In the attached drawings, the same reference numerals identify the same elements.
As shown in FIGS. 2 and 3, it is seen that the door frame 1 on the opposite side relative to the hinges of the door 11 includes a series of auxiliary bolts 2, which are horizontally arranged and rigidly fixed at one end to a vertical bar 3. The latter is carried by a plurality of lever arms 7 which are all of the same length, parallel to each other and inclined in upward direction away from the bolts 2. The lever arms 7 are pivoted to the bar 3 at 7' and to the door frame at 7". Thus, the combination of the bar 3 and auxiliary bolts 2 is allowed to bodily pivot around pivot axis 7", while remaining parallel to itself. Upon pivoting, the auxiliary bolts 2 project from the door frame through the apertures 8 of the frame 1. A lever 4 is pivoted to the frame at 4' intermediate its ends. The free upper end 4" of the lever 4 is aligned with one of the apertures of the frame 1, which registers with the conventional bolt 10. The latter is operated by a conventional lock for the door 11, for instance installed in the door knob and key actuated. Thus, when the conventional bolt 10 projects from the free edge of the door 11, in closed position, it abuts against the free end 4" of lever 4 and pivots the latter around the pivot axis 4'. The free lower end of lever 4 is pivoted at 4'" to a link 5, the other end of which is pivoted at 5' to one end of a bell crank 6, the elbow portion of which is pivoted at 6' in the frame 1. The other end of the bell crank 6 is pivoted at 6" to the vertical bar 3. Thus, when the conventional bolt 10 abuts against the upper end 4", it produces displacement of the link 5 to the right and pivots the bell crank 6 in a counterclockwise direction to displace the bar 3 upward and outward or rightward, until the auxiliary bolts 2 project through the apertures 8 of the door frame to engage in the adjacent openings 8' and cavities 8" in the door 11. The openings 8' are provided in a metal strip 20, fixed on the free edge of the door 11.
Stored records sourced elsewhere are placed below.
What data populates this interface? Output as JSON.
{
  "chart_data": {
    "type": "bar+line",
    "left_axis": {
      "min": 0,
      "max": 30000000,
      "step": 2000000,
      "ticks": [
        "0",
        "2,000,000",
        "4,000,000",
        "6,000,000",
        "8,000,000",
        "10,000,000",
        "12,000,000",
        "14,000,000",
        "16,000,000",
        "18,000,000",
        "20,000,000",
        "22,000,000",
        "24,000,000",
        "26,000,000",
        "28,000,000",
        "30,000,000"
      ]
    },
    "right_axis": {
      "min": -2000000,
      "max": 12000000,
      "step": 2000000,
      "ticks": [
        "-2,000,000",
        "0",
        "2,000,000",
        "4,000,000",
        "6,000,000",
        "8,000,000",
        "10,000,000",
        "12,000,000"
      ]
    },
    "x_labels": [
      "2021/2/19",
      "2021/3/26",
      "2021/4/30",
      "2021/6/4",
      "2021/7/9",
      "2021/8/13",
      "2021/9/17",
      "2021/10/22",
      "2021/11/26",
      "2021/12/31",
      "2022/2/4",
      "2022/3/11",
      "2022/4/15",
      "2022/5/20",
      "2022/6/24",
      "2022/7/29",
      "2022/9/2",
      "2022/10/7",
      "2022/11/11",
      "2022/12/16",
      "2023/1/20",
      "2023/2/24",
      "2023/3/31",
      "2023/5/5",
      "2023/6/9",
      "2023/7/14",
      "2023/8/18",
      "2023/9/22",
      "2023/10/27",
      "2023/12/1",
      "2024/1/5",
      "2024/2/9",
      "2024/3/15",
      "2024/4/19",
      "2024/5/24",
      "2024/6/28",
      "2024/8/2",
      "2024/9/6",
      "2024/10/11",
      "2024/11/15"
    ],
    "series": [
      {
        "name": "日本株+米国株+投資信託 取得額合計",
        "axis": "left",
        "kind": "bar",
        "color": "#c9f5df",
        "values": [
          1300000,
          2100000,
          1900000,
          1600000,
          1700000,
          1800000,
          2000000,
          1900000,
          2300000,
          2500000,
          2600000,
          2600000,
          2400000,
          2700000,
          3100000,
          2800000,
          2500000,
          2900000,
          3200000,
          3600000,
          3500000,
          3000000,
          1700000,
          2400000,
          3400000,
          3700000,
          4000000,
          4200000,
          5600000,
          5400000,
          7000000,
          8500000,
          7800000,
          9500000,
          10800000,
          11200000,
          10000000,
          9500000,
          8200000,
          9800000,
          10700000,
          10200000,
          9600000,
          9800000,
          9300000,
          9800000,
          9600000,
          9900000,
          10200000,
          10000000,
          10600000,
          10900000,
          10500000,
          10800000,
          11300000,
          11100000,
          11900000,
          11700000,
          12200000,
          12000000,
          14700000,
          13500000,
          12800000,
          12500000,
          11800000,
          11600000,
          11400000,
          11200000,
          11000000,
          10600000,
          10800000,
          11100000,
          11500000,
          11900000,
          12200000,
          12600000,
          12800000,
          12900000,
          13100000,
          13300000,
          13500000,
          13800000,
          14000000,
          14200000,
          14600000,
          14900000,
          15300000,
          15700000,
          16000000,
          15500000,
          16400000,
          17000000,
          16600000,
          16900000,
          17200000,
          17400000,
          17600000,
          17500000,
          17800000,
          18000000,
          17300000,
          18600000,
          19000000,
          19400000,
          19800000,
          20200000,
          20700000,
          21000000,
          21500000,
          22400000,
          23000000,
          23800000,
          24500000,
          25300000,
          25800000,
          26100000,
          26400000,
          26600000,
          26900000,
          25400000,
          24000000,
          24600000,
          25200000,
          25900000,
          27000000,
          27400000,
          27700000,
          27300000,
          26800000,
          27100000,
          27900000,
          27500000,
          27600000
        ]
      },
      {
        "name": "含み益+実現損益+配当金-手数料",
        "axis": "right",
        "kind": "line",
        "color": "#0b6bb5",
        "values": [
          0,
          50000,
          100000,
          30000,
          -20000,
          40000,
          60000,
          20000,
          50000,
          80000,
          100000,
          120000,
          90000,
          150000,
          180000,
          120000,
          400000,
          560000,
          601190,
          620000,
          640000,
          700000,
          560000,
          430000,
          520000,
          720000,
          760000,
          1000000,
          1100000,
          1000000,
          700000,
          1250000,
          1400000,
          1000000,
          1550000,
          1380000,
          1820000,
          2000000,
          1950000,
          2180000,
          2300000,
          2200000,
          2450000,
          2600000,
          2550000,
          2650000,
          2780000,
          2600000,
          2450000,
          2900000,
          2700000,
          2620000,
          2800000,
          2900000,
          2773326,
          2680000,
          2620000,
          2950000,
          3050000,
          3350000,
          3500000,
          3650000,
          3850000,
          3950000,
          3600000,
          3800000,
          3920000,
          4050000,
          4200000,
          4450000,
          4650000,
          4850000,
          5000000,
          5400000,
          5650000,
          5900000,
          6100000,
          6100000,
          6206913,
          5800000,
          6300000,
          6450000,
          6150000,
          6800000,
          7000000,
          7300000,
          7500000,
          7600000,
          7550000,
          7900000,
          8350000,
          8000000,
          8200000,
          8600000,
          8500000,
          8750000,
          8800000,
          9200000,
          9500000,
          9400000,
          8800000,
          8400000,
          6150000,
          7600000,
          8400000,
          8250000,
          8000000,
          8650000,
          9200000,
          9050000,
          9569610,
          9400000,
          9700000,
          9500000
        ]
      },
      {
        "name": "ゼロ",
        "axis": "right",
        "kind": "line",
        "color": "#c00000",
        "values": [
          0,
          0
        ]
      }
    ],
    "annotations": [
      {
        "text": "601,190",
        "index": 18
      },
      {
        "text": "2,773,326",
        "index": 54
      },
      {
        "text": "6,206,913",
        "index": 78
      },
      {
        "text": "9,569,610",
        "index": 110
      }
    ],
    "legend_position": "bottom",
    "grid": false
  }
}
FIG. 3 clearly shows the conventional bolt 10 as well as the auxiliary bolts 2, all in locking position, locking the door in closed position. For greater safety, the door 11 itself is covered on each of its opposite faces with a metal plate 12, itself covered with a wood panel 13 for improved locking of the door. The door may be provided with a peep-hole 18'.
To make the door even safer, the door hinge includes hinge plates 17 and 17' extending co-extensive with the height of the door and door frame, respectively. Those hinge plates are connected by spaced-apart hinge pins 18. The hinge plate 17 is provided with several fixed bolts 15 which, upon closing the door 11, engage in the openings 6 of the hinge plate 17' and in cavities of the door frame 1, as shown in FIG. 5. Thus, after the door has been closed and locked, it cannot be removed at the hinge, even if the hinge pins 18 are pulled out.
Because bar 3 is pivotally connected to the door frame 1 by inclined lever arms 7, bar 3 and auxiliary bolts 2 fixed to the same are urged by gravity to take a withdrawn door unlocking position. Therefore, it is always possible to open the door, should one of the pivotal points 4', 4"', 7' or 7" break under stress or wear.
In order to ease the operation of the lock which operates the bolt 10, the auxiliary bolt mechanism in the door frame is counterbalanced, for example by means of springs 21 secured at one end to the vertical bar 3, and at the other end to the door frame 1. The auxiliary bolt mechanism is housed in the door frame and in the associated wall. This alows to lighten the door 11 itself and it thus eases its handling.